Somehow the attention fell only on Safeguard No 4, namely about community electorates. Fortunately, not much attention was paid to the demand for representation in public services at the time and Gandhi did not fast separately against that. So while Ambedkar was forced tactically to give up the demand for separate electorates to the legislature to ensure the physical safety of the oppressed classes from the possible death of Gandhi ji as a result of the fast. But Ambedkar brought Safeguard 5 from the Round Table Conference as Article 16 (4) of the Constitution and he wrote into the Constitution a principle, and to my knowledge it doesn’t exist in any other Constitution in the world, and that is the principle of adequate representation of all classes. He put that into the chapter of Fundamental rights and created a fundamental right to adequate representation in public employment, namely in judiciary and executive, for every single class of people that is unrepresented. 
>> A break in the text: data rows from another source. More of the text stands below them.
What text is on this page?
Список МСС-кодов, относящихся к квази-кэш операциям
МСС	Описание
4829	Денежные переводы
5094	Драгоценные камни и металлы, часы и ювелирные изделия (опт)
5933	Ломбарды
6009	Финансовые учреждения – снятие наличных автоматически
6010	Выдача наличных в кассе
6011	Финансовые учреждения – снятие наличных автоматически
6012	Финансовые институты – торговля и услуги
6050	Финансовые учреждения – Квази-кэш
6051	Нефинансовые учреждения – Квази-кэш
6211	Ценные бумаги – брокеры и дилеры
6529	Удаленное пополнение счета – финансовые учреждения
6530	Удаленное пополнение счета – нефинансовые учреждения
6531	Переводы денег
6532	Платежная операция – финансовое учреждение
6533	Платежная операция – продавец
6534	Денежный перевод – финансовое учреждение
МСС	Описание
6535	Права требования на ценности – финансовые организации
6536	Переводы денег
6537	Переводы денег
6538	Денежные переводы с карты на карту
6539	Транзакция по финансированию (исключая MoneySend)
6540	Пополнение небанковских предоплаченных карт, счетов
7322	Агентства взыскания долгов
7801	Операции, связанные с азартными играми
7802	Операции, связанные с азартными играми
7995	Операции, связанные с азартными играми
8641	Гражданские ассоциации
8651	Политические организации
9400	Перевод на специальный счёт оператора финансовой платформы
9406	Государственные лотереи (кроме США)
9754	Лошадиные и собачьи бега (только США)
‘Backward’ means unrepresented. This was his way of ensuring that India would not be ruled by an oligarchy, because an oligarchy means public employment in the state executive and judiciary is controlled by a small number of classes or communities. If you have everyone represented in it, that instantly dissolves the oligarchy. So to counter the democratization of India through a representative State representing all the diverse communities of India, the dominant castes brought up the idea of economic reservation to individuals, not to groups, not to poor groups but to poor families. Why is it that they are not saying they will give representation to poor groups but only to poor families? Because they don’t want the poor to organize themselves as social groups. If you organize as social groups, you will overthrow the hegemony of the oligarchy because the oligarchy consists of a handful of social groups and they won’t allow anyone else to mobilize their social groups, and without a strong social group individuals will never be able to fight the dominant social groups and bring about social change. 

So the demand for economic reservation is a ruse to prevent social equality among social groups, which is also written into the Constitution – equality not only among individuals but also among groups is in the Directive Principles of State Policy, but to destroy that they brought in a ruse saying that they will give reservation to individuals who are poor. Fine, do that, no problem! But they said they would use that to destroy the provision of reservation for unrepresented groups, which is a political demand, not a poverty demand. So you have a political programme of a democratic representative state through representation of all social groups being destroyed by a poverty-alleviation scheme of giving employment to people with financial distress and they are called the Economically Weaker Sections (EWS). So the real purpose of the EWS reservation is to destroy the ability of unrepresented, marginalized social groups to organize themselves and get their due share of power in this country. That’s the real purpose of EWS reservation and they will try to spread it and gradually destroy these groups. 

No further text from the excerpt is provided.